Mit seiner Eingängigkeit schaffte es der Power Pop, zu einem der sich am längsten haltenden Trends der Popmusik zu werden. Er übt bis heute grossen Einfluss auf viele Gruppen aus, in untereinander verwandten Genres wie etwa dem Indiepop, wie ihn beispielsweise die Band Teenage Fanclub spielt, dem Alternative Rock etwa der Cardigans, The Dandy Warhols, Fastball und Maxïmo Park, aber auch dem Pop-Punk der Gruppen Bowling For Soup, Good Charlotte, Jimmy Eat World, Simple Plan und den vielleicht Bekanntesten aus diesem Bereich, nämlich Weezer und schliesslich auch dem Britpop der Babyshambles, The Libertines oder Supergrass. Die kommerziell seit Jahren äusserst erfolgreiche Indie Rockband Gruppe Green Day wiederum bekannte sich dazu, seit ihrem Album "21st Century Breakdown" einen vollen Genrewechsel vom Punk hin zum Power Pop vollzogen zu haben.
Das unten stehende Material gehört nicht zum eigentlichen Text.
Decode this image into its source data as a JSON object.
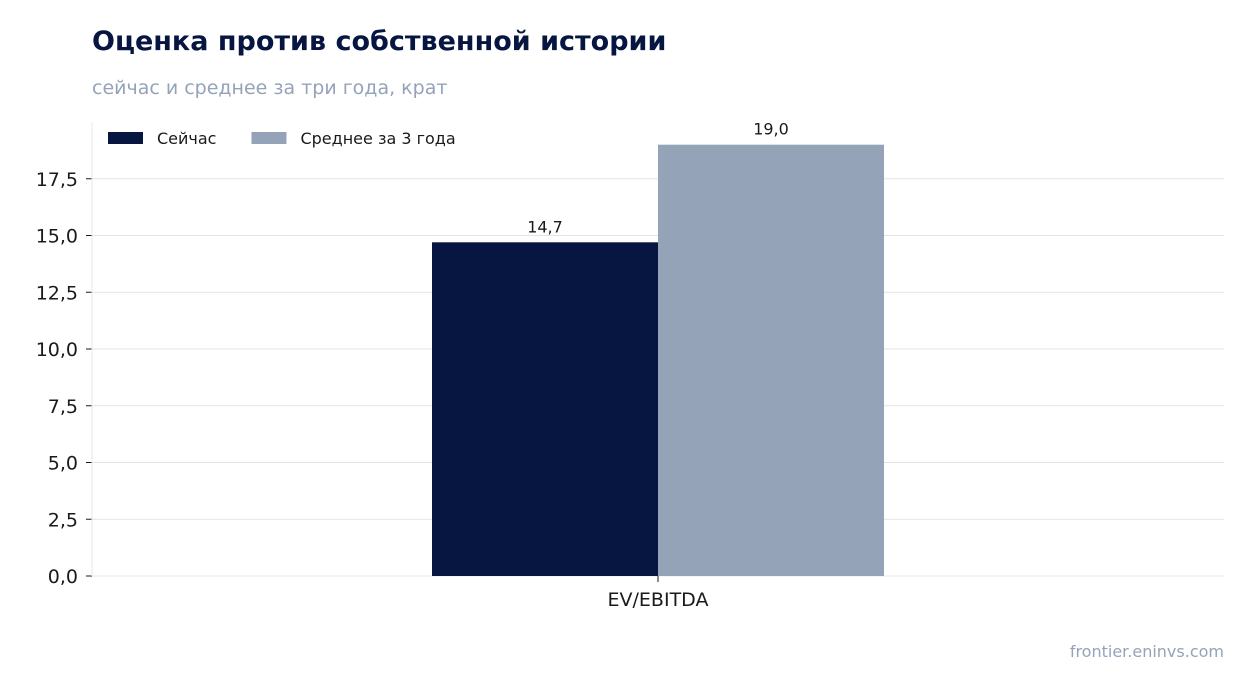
{
  "title": "Оценка против собственной истории",
  "subtitle": "сейчас и среднее за три года, крат",
  "source": "frontier.eninvs.com",
  "chart_data": {
    "type": "bar",
    "categories": [
      "EV/EBITDA"
    ],
    "series": [
      {
        "name": "Сейчас",
        "values": [
          14.7
        ],
        "labels": [
          "14,7"
        ],
        "color": "#061641"
      },
      {
        "name": "Среднее за 3 года",
        "values": [
          19.0
        ],
        "labels": [
          "19,0"
        ],
        "color": "#95a3b8"
      }
    ],
    "ylim": [
      0,
      20
    ],
    "yticks": [
      0,
      2.5,
      5,
      7.5,
      10,
      12.5,
      15,
      17.5
    ],
    "ytick_labels": [
      "0,0",
      "2,5",
      "5,0",
      "7,5",
      "10,0",
      "12,5",
      "15,0",
      "17,5"
    ],
    "grid": true,
    "legend_position": "top-left"
  }
}
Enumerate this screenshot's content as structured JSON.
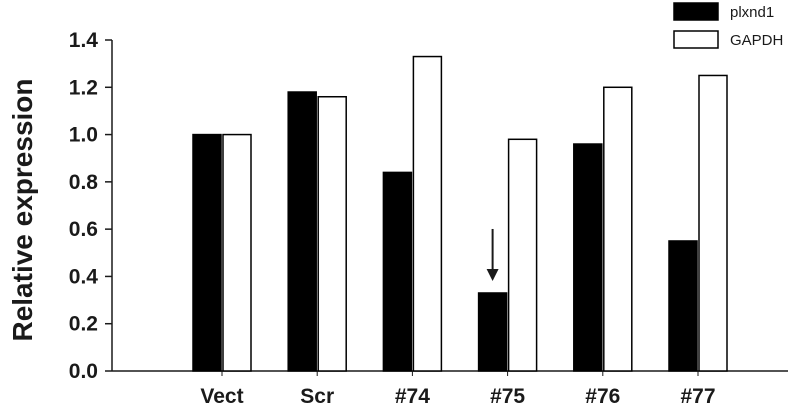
{
  "chart_data": {
    "type": "bar",
    "categories": [
      "Vect",
      "Scr",
      "#74",
      "#75",
      "#76",
      "#77"
    ],
    "series": [
      {
        "name": "plxnd1",
        "values": [
          1.0,
          1.18,
          0.84,
          0.33,
          0.96,
          0.55
        ],
        "color": "#000000"
      },
      {
        "name": "GAPDH",
        "values": [
          1.0,
          1.16,
          1.33,
          0.98,
          1.2,
          1.25
        ],
        "color": "#ffffff"
      }
    ],
    "ylabel": "Relative expression",
    "xlabel": "",
    "ylim": [
      0,
      1.4
    ],
    "yticks": [
      "0.0",
      "0.2",
      "0.4",
      "0.6",
      "0.8",
      "1.0",
      "1.2",
      "1.4"
    ],
    "grid": false,
    "legend_position": "top-right",
    "annotations": [
      {
        "type": "arrow-down",
        "category": "#75",
        "series": "plxnd1"
      }
    ]
  }
}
Power Pop war aber letztlich auch die Bezeichnung für einen Musikstil zwischen Rock und Pop, der sich durch kurze 3 1/2 Minuten lange Songs, ausgestattet mit einfachen Arrangements, trotzdem starken Melodien und bisweilen markanten Riffs auszeichnete und hauptsächlich von der Popmusik der 60er Jahre, der Mods, der Beatmusik und teils vom typischen amerikanischen Pop der 60er Jahre inspiriert war. Der Power Pop der 70er und 80er Jahre fiel teilweise mit der Punk- und New Wave-Bewegung zusammen und hatte hörbaren Einfluss auf den modernen Pop-Punk und Indie-Pop. Der Begriff Power Pop wurde angeblich zum ersten Mal von Pete Townshend von The Who benutzt, als er sich 1967 bezüglich des Stils seiner Band folgendermassen äusserte: "Power pop is what we play, what the Small Faces used to play, and the kind of pop the Beach Boys played in the days of "Fun, Fun, Fun" which I preferred". "Wir spielen Power Pop, das, was die Small Faces früher gespielt haben, und die Art von Popmusik, die die Beach Boys in den Zeiten von "Fun, Fun, Fun" gespielt haben, was mir besser gefiel". Neben den bereits genannten Beach Boys und The Who galten The Kinks, The Move und vor allem die Beatles als musikalischer Ursprung des Power Pop, auch die Everly Brothers spielten Mitte der 60er Jahre bereits einen als Power Pop kategorisierbaren Musikstil. Auch Bands der 70er Jahre wie The Easybeats, Badfinger, Big Star und The Raspberries wurden nachträglich dem Powerpop zugeordnet.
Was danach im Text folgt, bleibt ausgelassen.